Massachusetts voters decriminalize marijuana

Massachusetts voters have approved Question 2, which eliminated criminal penalties for possession of small amounts of cannabis.

The new law, which will take effect in 30 days, calls for a $100 fine and confiscation of the substance for those caught with an ounce or less with no reporting against a person's criminal record.
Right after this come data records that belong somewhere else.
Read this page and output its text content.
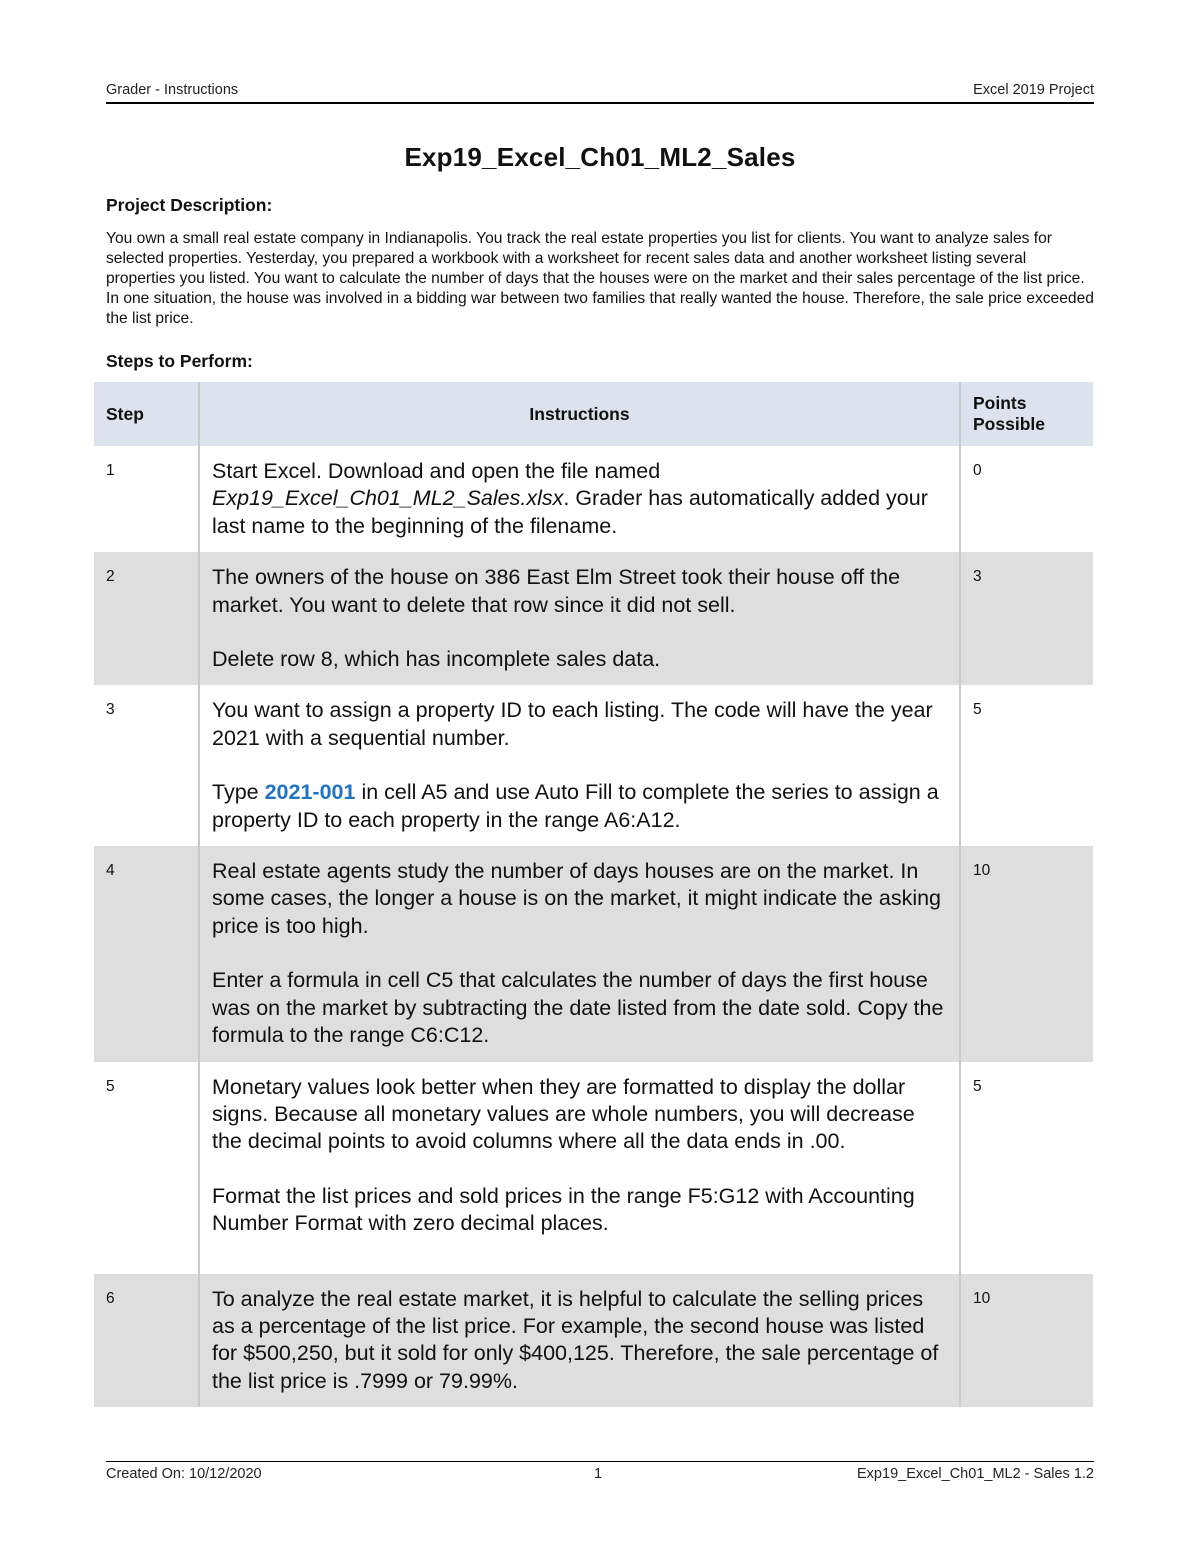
Grader - Instructions	Excel 2019 Project
Exp19_Excel_Ch01_ML2_Sales
Project Description:
You own a small real estate company in Indianapolis. You track the real estate properties you list for clients. You want to analyze sales for selected properties. Yesterday, you prepared a workbook with a worksheet for recent sales data and another worksheet listing several properties you listed. You want to calculate the number of days that the houses were on the market and their sales percentage of the list price. In one situation, the house was involved in a bidding war between two families that really wanted the house. Therefore, the sale price exceeded the list price.
Steps to Perform:
Step	Instructions	Points
Possible
1	Start Excel. Download and open the file named Exp19_Excel_Ch01_ML2_Sales.xlsx. Grader has automatically added your last name to the beginning of the filename.	0
2	The owners of the house on 386 East Elm Street took their house off the market. You want to delete that row since it did not sell.

Delete row 8, which has incomplete sales data.	3
3	You want to assign a property ID to each listing. The code will have the year 2021 with a sequential number.

Type 2021-001 in cell A5 and use Auto Fill to complete the series to assign a property ID to each property in the range A6:A12.	5
4	Real estate agents study the number of days houses are on the market. In some cases, the longer a house is on the market, it might indicate the asking price is too high.

Enter a formula in cell C5 that calculates the number of days the first house was on the market by subtracting the date listed from the date sold. Copy the formula to the range C6:C12.	10
5	Monetary values look better when they are formatted to display the dollar signs. Because all monetary values are whole numbers, you will decrease the decimal points to avoid columns where all the data ends in .00.

Format the list prices and sold prices in the range F5:G12 with Accounting Number Format with zero decimal places.	5
6	To analyze the real estate market, it is helpful to calculate the selling prices as a percentage of the list price. For example, the second house was listed for $500,250, but it sold for only $400,125. Therefore, the sale percentage of the list price is .7999 or 79.99%.	10
Created On: 10/12/2020	1	Exp19_Excel_Ch01_ML2 - Sales 1.2
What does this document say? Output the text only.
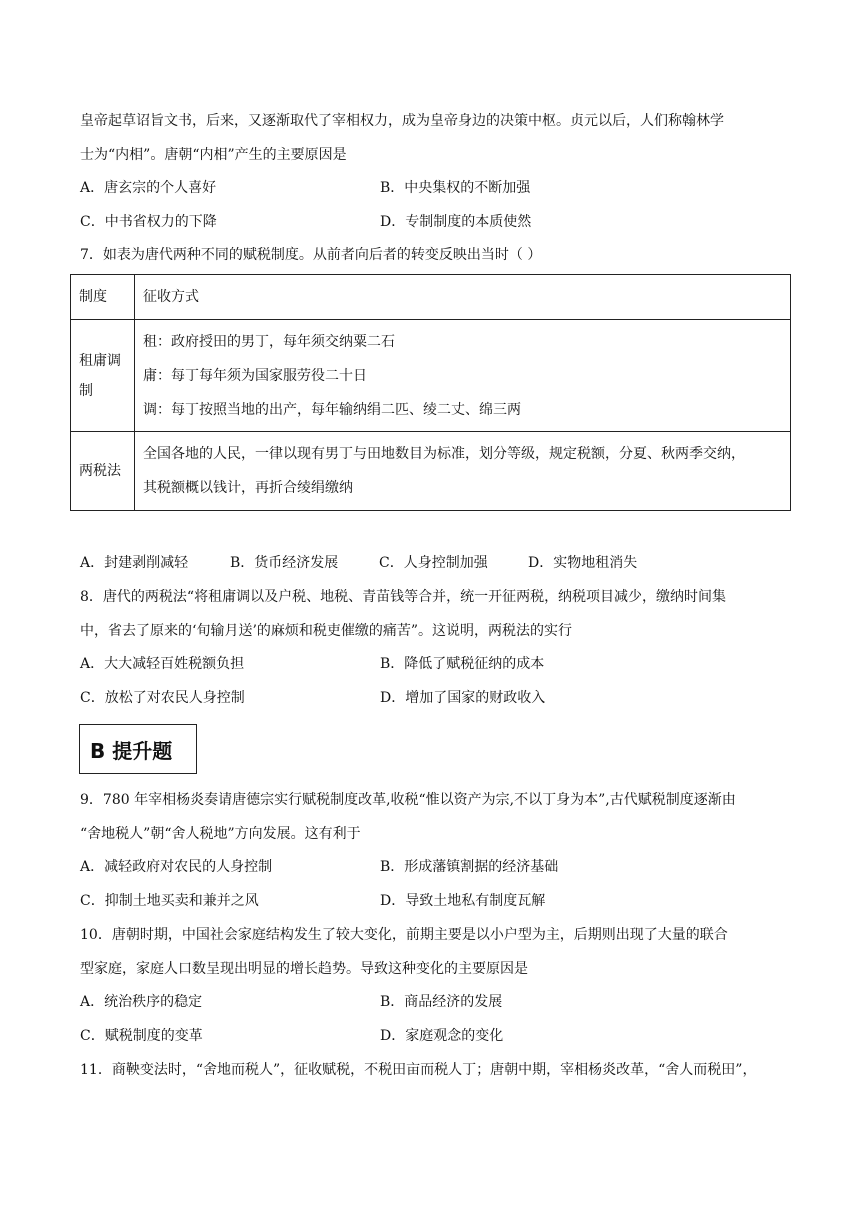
皇帝起草诏旨文书，后来，又逐渐取代了宰相权力，成为皇帝身边的决策中枢。贞元以后，人们称翰林学
士为“内相”。唐朝“内相”产生的主要原因是
A．唐玄宗的个人喜好	B．中央集权的不断加强
C．中书省权力的下降	D．专制制度的本质使然
7．如表为唐代两种不同的赋税制度。从前者向后者的转变反映出当时（ ）
制度	征收方式

租庸调
制	租：政府授田的男丁，每年须交纳粟二石
庸：每丁每年须为国家服劳役二十日
调：每丁按照当地的出产，每年输纳绢二匹、绫二丈、绵三两

两税法	全国各地的人民，一律以现有男丁与田地数目为标准，划分等级，规定税额，分夏、秋两季交纳，
其税额概以钱计，再折合绫绢缴纳
A．封建剥削减轻	B．货币经济发展	C．人身控制加强	D．实物地租消失
8．唐代的两税法“将租庸调以及户税、地税、青苗钱等合并，统一开征两税，纳税项目减少，缴纳时间集
中，省去了原来的‘旬输月送’的麻烦和税吏催缴的痛苦”。这说明，两税法的实行
A．大大减轻百姓税额负担	B．降低了赋税征纳的成本
C．放松了对农民人身控制	D．增加了国家的财政收入
B 提升题
9．780 年宰相杨炎奏请唐德宗实行赋税制度改革,收税“惟以资产为宗,不以丁身为本”,古代赋税制度逐渐由
“舍地税人”朝“舍人税地”方向发展。这有利于
A．减轻政府对农民的人身控制	B．形成藩镇割据的经济基础
C．抑制土地买卖和兼并之风	D．导致土地私有制度瓦解
10．唐朝时期，中国社会家庭结构发生了较大变化，前期主要是以小户型为主，后期则出现了大量的联合
型家庭，家庭人口数呈现出明显的增长趋势。导致这种变化的主要原因是
A．统治秩序的稳定	B．商品经济的发展
C．赋税制度的变革	D．家庭观念的变化
11．商鞅变法时，“舍地而税人”，征收赋税，不税田亩而税人丁；唐朝中期，宰相杨炎改革，“舍人而税田”，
Those under 18 caught with cannabis will pay a larger fine, up to $1,000, and participate in a drug awareness program and perform community service.

Governor Patrick, the attorney general and district attorneys across the state were among opponents of the initiative, saying that decriminalization would promote drug use, cause a rise in violence and workplace safety hazards, and increase the number of car accidents and youths driving under the influence.

"The people were ahead of the politicians on this issue," said Whitney Taylor, chairwoman of the Committee for Sensible Marijuana Policy. "They want to focus our limited law enforcement resources on serious and violent crimes. They recognize under the new law that the punishment will fit the offense."

More pro-pot measures approved

According to the Marijuana Policy Project, local initiatives in California, Arkansas and Hawaii also passed.

Voters in Berkeley voted to expand areas where medical marijuana distributors could operate. In Fayetteville, Ark., and Hawaii County, Hawaii, voters told police to make marijuana possession their lowest priority.

In several Massachusetts cities, voters directed their state representatives to vote in favor of medical marijuana legislation.